For each position i in A, we can get the distribution of HCS ^A_i . The expectation of HCS ^A_i denoted by EHCS ^A_i can be computed by

$$ EHCS_{i}^{A}=\sum_{k=1}^{L_{i}}k\frac{\frac{1}{n_{ik}^{A}}}{{\frac{1}{n_{i1}^{A}}}+\cdots+\frac{1}{n_{iL_{i}}^{A}}}. $$

Obviously, not only the information from the longest common substring but also the information from other common substrings are involved in the expectation of HCS ^A_i . Therefore, we can derive the harmonic common substring measure by EHCS ^A_i . Firstly, we replace the |ω_i| by the EHCS ^A_i in L(A, B) to get EL(A, B) = ∑ ⁿ_i=1 EHCS ^A_i /n. Secondly, we “normalize” EL(A, B) to get EL(A, B)/log(m) in order to account for the length of B. Thirdly, we derive the distance ED(A, B) by ED(A, B) = log(m)/EL(A, B) − log(n)/EL(A, A). Lastly, we define the harmonic common substring measure by computing

$$ HCS(A,B)=\frac{1}{2}(ED(A,B)+ED(B,A)). $$

As the same to ACS, the HCS(A, B) is derived from the basis of KL relative entropy [3, 47]. Given a set of amino acid sequences, our algorithm computes the pairwise distances for this set according to our HCS(A, B). We can efficiently perform the subsequence search by using suffix trees [49]. It has been shown that pairwise distance comparing all m sequences of length up to l takes $O(m^{2}l \cdot log(l))$ time [47].

3 Results and Discussion

In this section, we will apply our method to two sets of proteins to see how much phylogenetic information the HCS(A, B) can extract. Generally, the validity of a phylogenetic tree can be tested by comparing it with authoritative ones. Here, we adopt this idea to test the validity of our phylogenetic trees.

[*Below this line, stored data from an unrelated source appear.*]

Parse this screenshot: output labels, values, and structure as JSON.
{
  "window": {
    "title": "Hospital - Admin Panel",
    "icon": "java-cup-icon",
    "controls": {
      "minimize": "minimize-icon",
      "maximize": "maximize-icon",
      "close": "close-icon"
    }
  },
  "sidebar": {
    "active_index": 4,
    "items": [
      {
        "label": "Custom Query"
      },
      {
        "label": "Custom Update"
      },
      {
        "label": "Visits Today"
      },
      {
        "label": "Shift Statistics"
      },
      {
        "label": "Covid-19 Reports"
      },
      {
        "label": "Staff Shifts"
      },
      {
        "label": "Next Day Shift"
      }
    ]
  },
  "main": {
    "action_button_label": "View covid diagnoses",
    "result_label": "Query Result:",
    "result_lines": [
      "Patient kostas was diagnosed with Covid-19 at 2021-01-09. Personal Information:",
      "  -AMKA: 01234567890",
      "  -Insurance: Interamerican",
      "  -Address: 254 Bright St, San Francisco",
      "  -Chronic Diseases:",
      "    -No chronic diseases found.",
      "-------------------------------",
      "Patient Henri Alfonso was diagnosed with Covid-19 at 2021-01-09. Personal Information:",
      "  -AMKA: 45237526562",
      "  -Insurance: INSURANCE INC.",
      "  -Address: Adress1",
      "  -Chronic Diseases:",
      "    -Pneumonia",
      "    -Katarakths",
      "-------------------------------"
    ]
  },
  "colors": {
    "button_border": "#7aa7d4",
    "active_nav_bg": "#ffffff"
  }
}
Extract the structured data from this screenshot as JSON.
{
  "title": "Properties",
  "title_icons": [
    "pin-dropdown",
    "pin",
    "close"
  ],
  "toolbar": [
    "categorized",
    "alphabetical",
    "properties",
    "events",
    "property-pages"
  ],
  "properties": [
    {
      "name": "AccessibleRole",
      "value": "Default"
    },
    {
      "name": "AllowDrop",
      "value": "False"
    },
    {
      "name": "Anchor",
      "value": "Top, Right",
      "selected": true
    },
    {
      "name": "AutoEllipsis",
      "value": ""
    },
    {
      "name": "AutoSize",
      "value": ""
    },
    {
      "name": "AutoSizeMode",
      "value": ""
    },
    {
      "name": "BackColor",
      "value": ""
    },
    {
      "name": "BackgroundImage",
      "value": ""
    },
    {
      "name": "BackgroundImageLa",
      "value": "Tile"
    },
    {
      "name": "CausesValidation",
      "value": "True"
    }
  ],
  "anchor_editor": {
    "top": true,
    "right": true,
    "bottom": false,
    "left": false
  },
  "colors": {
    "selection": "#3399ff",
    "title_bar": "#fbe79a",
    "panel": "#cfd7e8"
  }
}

3.1 Phylogenetic Analysis of Transferrin

In the first experiment, we choose transferrin sequences from 24 vertebrates as a dataset. Taxonomic information and accession numbers are provided in Table 1. The proteomic sequence is a concatenation of all the known amino acid sequences for an organism, also with delimiters. All the sequences have been obtained from the NCBI genome database in FASTA format.

Table 1 Transferrin sequences, sources, and accession numbers

Full size table

The phylogenetic tree illustrated in Fig. 1 is constructed by HCS(A, B) using UPGMA method in the PHYLIP package [6]. To indicate that the validity of our evolutionary trees, we show the result of Dai et al. in Fig. 2 [4].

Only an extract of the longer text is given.